Monday, October 18, 2010

Cross Culture


Took a 2-day break from my daily photo series. Sometimes, we need that isolated time, away from people, from the internet, from holding cameras, and just to enjoy the fine details in life without the stress of photographing them. There's just too much to capture and it's endless. I enjoyed 2 days with my family, not much of photographing, just some processing of negatives.

The photography hobby can be ironic. We shoot to share BUT yet when it comes to doing it, most of us prefer to do it alone and NOT in groups. It is at the same time a Lonesome hobby BUT a Sharing hobby. If you have a photograph taken BUT it's not shared, it's equivalent to NOT having it taken. Even if we find some friends of the kindred spirit in photography to go out for a shoot, we hardly communicate during our street-shooting. It's just too hard to focus with friends around sometimes.

However, if we restrict our photography hobby all to ourselves, we end up like frogs living in the well. We will keep thinking we are the best and there's no need to look further. We will end up selfish, arrogant and ultimately blind. When a photographer is blind to the feelings of subjects around him, his photographs will be blind. Even a plant can feel sad that it's gonna wither tomorrow and a building can feel grand when it's bathed in golden sunset!

To all you photographers out there, keep sharing! For any photos which aren't shared, it's as if you have NOT taken them.

   

Tuesday, October 12, 2010

Friday, October 08, 2010

Why I love Street Photography


Why do I love street photography and photojournalism?

Cause I seriously think photography will not have it's value today without them. In still life, commercial photography, even landscape and wedding portraits for example, shots can be possibly duplicated, depending on the control we have over our environment, subjects, lighting and tools. In real life wedding portraits, subjects change but countless bridal studios have duplicated the same pose, the same background, the same props, etc. and etc... Even in wedding event photography, photographers have duplicated similar poses with different couples, though not exactly the same, but similar. In landscape photography, if the light isn't right today, we can try again tomorrow, and tomorrow, and tomorrow... till we succeed, but the mountain doesn't move. And in studio still life photography, we have all the control we need to duplicate that cabbage shot over and over again.

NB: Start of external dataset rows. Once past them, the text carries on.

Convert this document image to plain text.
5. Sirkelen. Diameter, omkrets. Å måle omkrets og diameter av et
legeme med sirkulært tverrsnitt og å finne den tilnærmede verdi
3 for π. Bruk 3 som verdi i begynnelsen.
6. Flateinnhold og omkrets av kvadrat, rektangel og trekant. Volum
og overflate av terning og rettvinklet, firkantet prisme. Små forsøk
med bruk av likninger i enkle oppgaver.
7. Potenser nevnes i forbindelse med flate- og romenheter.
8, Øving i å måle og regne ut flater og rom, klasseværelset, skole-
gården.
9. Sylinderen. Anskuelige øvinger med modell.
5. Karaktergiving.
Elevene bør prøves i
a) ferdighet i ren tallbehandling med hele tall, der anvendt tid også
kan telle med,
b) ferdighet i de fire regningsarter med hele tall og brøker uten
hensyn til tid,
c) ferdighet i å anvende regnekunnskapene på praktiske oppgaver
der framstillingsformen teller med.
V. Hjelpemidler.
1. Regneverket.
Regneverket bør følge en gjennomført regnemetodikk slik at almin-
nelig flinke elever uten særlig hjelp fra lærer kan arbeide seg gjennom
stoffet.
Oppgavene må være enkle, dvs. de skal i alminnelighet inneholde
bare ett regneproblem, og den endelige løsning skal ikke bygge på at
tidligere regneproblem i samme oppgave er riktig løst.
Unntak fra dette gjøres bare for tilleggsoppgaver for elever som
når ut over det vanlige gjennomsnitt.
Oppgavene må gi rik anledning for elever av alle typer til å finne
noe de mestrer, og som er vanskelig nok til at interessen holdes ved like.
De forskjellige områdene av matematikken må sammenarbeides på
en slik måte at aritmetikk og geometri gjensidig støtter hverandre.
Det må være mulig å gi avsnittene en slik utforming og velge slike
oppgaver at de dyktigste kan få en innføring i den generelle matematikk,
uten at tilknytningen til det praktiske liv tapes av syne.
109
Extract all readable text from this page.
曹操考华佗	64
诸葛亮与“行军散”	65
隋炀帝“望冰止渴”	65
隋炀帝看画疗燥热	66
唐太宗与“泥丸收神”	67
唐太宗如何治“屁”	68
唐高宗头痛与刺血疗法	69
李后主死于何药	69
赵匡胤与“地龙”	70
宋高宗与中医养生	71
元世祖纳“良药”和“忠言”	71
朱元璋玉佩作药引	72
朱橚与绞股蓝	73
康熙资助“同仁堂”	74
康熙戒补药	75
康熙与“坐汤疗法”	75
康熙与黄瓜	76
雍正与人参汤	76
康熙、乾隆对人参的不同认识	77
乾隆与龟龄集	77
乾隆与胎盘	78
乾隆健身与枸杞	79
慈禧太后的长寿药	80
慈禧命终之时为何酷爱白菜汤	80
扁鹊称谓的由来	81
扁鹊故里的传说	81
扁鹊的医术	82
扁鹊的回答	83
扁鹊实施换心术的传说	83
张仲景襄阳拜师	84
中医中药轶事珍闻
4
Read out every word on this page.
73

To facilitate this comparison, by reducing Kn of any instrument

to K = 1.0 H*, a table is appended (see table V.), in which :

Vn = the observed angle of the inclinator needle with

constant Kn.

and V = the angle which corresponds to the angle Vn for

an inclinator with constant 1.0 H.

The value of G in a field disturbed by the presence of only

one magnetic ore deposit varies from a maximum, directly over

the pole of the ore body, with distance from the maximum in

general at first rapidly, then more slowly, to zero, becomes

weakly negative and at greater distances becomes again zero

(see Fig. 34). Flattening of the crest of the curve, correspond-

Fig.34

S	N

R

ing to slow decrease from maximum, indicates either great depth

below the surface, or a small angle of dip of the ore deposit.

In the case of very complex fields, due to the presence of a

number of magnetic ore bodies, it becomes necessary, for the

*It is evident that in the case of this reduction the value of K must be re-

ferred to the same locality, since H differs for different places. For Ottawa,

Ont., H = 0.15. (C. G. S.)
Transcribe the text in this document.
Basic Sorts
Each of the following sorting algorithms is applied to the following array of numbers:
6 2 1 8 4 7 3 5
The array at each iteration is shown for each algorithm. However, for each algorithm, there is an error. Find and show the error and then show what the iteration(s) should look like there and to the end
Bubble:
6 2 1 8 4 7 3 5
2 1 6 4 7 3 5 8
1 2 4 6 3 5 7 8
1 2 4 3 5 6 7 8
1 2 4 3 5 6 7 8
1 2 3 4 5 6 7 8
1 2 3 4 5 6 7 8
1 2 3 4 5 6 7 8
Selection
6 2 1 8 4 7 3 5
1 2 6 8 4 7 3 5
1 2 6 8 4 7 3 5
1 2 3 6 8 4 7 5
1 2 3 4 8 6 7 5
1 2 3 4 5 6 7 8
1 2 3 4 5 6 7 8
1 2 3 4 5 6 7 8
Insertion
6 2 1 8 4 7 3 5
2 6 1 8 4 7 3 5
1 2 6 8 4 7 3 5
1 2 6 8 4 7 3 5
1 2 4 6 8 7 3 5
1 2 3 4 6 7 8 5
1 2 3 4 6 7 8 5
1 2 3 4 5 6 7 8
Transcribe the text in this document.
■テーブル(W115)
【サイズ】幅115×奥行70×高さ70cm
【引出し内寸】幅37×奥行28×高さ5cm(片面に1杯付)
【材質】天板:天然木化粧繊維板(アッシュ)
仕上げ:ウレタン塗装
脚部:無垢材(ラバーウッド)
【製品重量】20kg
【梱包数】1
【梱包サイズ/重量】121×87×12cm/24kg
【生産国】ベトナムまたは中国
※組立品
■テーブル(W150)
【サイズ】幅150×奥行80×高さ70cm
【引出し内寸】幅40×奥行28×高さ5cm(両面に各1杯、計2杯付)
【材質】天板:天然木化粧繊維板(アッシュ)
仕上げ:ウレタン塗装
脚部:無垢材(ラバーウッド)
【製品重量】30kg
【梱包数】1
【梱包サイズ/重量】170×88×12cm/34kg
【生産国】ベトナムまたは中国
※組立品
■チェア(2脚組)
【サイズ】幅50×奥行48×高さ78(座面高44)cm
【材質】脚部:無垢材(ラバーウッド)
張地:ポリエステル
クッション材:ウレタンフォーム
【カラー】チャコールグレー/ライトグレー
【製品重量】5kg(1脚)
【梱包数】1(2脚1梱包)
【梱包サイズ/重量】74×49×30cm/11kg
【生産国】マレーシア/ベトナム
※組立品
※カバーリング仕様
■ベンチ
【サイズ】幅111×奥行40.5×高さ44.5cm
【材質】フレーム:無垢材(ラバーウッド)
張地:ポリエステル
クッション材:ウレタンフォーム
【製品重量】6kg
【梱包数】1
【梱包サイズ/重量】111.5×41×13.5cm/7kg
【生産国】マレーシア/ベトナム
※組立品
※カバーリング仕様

The real challenge comes in street photography and photojournalism. No subjects are paid to do what you want them to do. And God doesn't always give you the best light in that moment you saw someone jumping over a puddle of water, for example...(if you are even thinking of duplicating that Cartier Bresson's shot).

It just doesn't happen. Each moment is unique. Each shot is priceless. Each subject changes. Each human ages and dies. Each detail wears out through time. The lamp post rusts. The structure gets demolished. The machines grow old. The homeless disappears. The children grow up. People migrates.

Street photographers and photojournalists being the least paid or non-paid photographers record the MOST Precious moments in life. Photojournalists risk their lives. Many street photographers go unnoticed, unpaid, unrecognized and even unappreciated.

Unlike commercial photography, the motivation is often money. 

In street photography, it's ALL about passion. The passion to keep memories. The sickness of NOT being able to let go. We want to record every moment we saw and tell it to the whole world!